Le malaise de la jeunesse corse

La libération pour faute de procédure de Julien Muselli et Adrien Matarise est vraiment la bienvenue. En effet, leur détention préventive depuis plusieurs mois cristallisait une tension palpable au sein de la jeunesse. La rafle de 19 arrestations opérée au petit matin la semaine dernière parmi d’autres jeunes a encore renforcé le sentiment d’injustice qui envahit toute une génération. Il y a un vrai malaise auquel il faut savoir répondre !

Les deux jeunes supporters du S.C.B avaient été arrêtés à la suite de la découverte par la police d’un « arsenal » en marge d’une manifestation de soutien à Maxime Beux, le jeune bastais qui a perdu un œil dans des affrontements avec la police à Reims. Ce stock d’engins était destiné, selon les dires de la police, à faire dégénérer une manifestation qui, en fait, n’a pas dégénéré.
Leur arrestation, plusieurs mois après les faits, a été opérée dans le sillage des manifestations de policiers qui ont eu lieu cet automne à travers la France. Il fallait ainsi, à travers ses amis, jeter le doute sur le statut de victime de Maxime Beux suite aux violences policières qui lui ont fait perdre un œil à Reims. D’ailleurs lui-même était aussi visé par les analyses ADN mises en avant par les enquêteurs.

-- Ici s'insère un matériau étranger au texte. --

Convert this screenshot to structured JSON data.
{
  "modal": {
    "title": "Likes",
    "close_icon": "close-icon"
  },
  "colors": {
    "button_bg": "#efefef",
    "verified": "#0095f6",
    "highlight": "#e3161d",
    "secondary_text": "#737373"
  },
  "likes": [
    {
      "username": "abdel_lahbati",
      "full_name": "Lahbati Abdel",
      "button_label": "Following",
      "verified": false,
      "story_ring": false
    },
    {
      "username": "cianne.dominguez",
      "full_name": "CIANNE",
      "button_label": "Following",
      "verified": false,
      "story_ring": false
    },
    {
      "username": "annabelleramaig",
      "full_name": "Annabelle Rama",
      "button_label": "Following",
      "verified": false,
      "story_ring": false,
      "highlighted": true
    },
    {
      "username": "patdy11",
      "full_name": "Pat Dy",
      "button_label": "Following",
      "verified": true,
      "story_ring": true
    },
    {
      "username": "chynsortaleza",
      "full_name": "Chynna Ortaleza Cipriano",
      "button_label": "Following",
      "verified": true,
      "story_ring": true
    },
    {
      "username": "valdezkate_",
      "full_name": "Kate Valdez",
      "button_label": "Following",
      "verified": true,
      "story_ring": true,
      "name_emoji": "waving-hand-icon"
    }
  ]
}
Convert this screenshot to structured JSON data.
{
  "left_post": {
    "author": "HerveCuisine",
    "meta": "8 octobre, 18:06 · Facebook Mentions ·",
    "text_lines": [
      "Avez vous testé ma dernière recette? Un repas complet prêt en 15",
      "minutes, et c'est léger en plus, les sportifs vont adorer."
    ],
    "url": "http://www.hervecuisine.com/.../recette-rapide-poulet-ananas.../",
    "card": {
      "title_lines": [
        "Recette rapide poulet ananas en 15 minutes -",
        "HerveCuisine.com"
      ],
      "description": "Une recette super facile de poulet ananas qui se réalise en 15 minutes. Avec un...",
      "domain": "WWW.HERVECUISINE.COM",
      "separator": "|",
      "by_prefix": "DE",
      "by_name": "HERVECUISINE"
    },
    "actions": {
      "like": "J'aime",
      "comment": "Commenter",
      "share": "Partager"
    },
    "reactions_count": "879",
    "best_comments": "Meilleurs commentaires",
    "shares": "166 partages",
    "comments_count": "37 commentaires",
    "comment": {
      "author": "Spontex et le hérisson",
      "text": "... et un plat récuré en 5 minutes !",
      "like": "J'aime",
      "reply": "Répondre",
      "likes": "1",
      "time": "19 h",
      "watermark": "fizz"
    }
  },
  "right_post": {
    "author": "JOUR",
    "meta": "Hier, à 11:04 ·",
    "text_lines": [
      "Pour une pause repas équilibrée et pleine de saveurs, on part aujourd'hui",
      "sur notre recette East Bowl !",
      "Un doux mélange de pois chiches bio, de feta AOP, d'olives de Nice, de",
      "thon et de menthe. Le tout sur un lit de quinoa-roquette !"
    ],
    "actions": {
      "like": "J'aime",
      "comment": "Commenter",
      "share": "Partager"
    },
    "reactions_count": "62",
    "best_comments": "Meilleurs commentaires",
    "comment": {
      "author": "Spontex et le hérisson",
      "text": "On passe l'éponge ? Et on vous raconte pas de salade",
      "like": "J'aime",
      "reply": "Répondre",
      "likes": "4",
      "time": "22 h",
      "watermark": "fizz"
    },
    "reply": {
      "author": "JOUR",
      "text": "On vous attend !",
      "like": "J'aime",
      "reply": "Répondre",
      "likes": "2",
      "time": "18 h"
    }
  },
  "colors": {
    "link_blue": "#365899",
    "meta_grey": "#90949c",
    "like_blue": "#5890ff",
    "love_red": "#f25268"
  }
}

L’hypothèse d’une manipulation a été avancée par les défenseurs des deux interpellés, manipulation destinée à faire contre-feu à la plainte déposée contre les violences policières de Reims par Maxime Beux et d’autres supporters du SCB. Les avocats ont fait aussi valoir qu’il était inconcevable que ces jeunes continuent de croupir en prison pour une manifestation qui, justement, n’avait pas dégénéré !

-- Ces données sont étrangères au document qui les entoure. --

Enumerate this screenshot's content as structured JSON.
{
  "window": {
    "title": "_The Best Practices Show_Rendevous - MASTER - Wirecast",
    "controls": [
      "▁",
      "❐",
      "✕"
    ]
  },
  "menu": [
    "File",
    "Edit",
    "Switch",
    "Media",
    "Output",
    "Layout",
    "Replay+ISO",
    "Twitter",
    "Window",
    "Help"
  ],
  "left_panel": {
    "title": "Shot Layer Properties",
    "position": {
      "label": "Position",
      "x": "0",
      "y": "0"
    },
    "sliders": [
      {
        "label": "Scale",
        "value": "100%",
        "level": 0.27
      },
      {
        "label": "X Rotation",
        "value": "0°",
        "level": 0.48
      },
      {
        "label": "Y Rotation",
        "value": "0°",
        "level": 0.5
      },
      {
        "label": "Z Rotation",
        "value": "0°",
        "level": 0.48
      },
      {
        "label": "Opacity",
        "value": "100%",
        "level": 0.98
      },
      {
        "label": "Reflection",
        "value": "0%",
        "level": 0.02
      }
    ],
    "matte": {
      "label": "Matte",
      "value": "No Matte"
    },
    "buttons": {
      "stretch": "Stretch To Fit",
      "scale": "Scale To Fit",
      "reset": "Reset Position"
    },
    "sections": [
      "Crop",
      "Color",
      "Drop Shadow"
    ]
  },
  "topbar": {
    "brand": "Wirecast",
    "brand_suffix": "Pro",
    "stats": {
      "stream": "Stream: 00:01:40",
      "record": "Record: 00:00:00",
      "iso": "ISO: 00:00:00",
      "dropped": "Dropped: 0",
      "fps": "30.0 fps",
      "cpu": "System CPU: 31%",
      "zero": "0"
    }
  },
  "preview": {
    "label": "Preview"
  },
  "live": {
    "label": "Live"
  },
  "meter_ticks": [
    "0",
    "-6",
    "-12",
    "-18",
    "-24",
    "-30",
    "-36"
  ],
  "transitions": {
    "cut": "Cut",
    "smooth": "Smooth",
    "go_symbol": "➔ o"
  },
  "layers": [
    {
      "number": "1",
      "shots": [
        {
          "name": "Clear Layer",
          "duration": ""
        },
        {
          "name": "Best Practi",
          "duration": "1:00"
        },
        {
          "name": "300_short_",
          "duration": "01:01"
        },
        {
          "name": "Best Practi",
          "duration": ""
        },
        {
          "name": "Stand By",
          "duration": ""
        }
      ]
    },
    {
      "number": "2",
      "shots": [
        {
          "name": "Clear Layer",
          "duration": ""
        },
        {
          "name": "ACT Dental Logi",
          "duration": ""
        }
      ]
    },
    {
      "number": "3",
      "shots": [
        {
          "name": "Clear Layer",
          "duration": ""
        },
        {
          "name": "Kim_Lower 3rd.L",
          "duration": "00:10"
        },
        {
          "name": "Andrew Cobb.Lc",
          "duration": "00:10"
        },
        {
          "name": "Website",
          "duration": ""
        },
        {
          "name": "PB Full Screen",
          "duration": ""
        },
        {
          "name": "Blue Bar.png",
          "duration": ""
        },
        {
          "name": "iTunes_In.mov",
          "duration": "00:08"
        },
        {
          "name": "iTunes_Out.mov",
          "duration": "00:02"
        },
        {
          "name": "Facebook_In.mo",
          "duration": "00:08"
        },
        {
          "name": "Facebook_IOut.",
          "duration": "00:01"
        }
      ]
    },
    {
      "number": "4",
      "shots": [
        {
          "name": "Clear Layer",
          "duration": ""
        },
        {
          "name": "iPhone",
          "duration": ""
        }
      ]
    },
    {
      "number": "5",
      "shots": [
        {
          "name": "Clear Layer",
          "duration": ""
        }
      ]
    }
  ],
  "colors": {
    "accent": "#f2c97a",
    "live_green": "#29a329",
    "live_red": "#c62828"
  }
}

Depuis d’autres affaires sont survenues qui ont mis en lumière des pratiques policières répandues pouvant conduire à des blessures graves chez des manifestants que l’on disperse ou que l’on contrôle comme ce jeune Théo violenté en région parisienne. L’hypothèse de violences policières apparaît de plus en plus crédible. Et le sentiment d’injustice est de plus en plus partagé par tous les jeunes corses.
Un même processus de tension a été mis en œuvre avec la condamnation de Nicolas Battini, Stéphane Tomasini et Joseph Marie Verdi à des peines outrageusement répressives en octobre dernier. Le maintien en détention après plusieurs années déjà passées en préventive des jeunes militants de Ghjuventù Indipendentista est devenu de plus en plus intolérable, et cela a provoqué des manifestations de soutien à Corti, Aiacciu, et ailleurs qui ont dégénéré.
Pour réprimer ces manifestations, mardi dernier, ce sont 19 jeunes qui ont été raflés dans une opération policière menée au petit matin à Aiacciu, Corti, Lìsula, etc… Aussitôt, d’autres jeunes se sont mobilisés à Aiacciu, et ont lancé des cocktails Molotov contre des policiers qui ont dégainé leur arme. Et si un jour tout dérapait ?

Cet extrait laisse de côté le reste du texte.